The hit song Jar of Hearts (2010) by Christina Perri became the subject of numerous parodies due to many people mishearing the title lyrics as not ‘jar of hearts’ but the rather more odious ‘jar of farts’.
Why did this happen? Well it’s all down to connected speech and the sound connection between ‘of’ and ‘hearts’. This is a cc (consonant to consonant) sound connection and we can see in Lesson 5.7 Connected Speech that we need to change this to a vc (vowel to consonant) connection. When the second syllable in a sound connection starts with a h sound we usually delete it and then move forward the final consonant sound of the first syllable.
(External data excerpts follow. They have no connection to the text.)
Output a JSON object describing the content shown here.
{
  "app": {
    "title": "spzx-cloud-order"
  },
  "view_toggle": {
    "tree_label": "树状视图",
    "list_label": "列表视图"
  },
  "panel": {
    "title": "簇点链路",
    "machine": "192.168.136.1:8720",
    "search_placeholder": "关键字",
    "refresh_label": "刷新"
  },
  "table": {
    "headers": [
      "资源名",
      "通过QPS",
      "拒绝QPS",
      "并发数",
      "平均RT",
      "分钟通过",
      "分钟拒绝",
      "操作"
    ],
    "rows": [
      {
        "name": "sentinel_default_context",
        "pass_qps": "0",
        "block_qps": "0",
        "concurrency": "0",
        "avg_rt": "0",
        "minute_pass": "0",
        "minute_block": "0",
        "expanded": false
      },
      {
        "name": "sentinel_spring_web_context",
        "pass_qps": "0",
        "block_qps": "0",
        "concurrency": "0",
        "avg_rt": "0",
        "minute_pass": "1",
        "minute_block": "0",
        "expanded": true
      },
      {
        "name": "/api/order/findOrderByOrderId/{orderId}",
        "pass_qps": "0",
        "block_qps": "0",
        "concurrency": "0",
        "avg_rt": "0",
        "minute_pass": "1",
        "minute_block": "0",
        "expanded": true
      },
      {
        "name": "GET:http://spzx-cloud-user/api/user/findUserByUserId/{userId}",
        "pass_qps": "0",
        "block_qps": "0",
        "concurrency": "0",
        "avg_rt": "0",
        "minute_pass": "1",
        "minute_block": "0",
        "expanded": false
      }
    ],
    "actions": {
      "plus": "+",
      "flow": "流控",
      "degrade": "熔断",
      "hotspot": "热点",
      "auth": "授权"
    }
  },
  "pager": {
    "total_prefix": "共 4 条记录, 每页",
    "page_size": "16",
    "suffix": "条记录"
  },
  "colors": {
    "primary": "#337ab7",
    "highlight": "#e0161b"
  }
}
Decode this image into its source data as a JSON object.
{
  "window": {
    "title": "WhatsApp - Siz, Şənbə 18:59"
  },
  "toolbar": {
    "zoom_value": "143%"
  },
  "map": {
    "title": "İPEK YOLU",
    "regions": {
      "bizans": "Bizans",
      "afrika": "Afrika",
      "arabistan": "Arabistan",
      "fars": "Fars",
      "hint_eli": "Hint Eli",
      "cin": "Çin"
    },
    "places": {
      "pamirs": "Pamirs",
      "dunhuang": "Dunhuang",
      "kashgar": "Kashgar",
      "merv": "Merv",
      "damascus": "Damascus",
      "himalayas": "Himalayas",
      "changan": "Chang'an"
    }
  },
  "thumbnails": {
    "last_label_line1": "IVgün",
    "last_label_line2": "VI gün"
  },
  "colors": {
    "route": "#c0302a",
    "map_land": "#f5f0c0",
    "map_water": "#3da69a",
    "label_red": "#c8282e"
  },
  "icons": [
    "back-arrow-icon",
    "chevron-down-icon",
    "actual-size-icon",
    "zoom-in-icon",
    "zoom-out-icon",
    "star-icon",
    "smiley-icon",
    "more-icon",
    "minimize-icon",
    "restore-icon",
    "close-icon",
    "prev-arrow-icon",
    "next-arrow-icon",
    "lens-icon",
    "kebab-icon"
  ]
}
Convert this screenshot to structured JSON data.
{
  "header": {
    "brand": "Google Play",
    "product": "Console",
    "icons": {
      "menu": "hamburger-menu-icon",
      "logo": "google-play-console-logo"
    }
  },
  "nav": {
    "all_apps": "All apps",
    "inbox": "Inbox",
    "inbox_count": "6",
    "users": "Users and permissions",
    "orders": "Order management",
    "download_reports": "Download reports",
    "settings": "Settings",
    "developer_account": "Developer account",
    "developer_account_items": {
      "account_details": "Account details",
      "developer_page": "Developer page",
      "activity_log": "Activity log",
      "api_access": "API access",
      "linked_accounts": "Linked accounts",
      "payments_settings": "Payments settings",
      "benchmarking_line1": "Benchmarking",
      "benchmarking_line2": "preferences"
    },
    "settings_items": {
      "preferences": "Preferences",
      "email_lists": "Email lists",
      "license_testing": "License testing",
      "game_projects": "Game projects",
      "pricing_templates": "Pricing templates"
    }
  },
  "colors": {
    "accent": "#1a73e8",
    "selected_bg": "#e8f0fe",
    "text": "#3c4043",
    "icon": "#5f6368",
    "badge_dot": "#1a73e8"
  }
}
As the voiced consonant sound v (from ‘of’) moves forward, it changes to its unvoiced equivalent f.
So we go from:
jar of hearts (Jar Ov Hartz in Clear Alphabet)
Jar r Fartz
The first sound connection ‘jar of’ is vv (vowel to vowel), so we connect with a r sound (intrusion). ‘Of’ is a function word, so it is not stressed and after losing its final consonant sound becomes an embedded schwa sound after r: Jar r
In short, it’s too difficult for the singer to pronounce v and h together (‘of hearts’), since a vc connection is required. It’s no surprise then that such a lovely sentiment on paper (‘jar of hearts’) becomes something rather more pungently unpleasant in the listener’s ears. It’s just unfortunate that the normal process of using connected speech to create vc connections has resulted in an entirely different phrase, but one that was humorously relevant.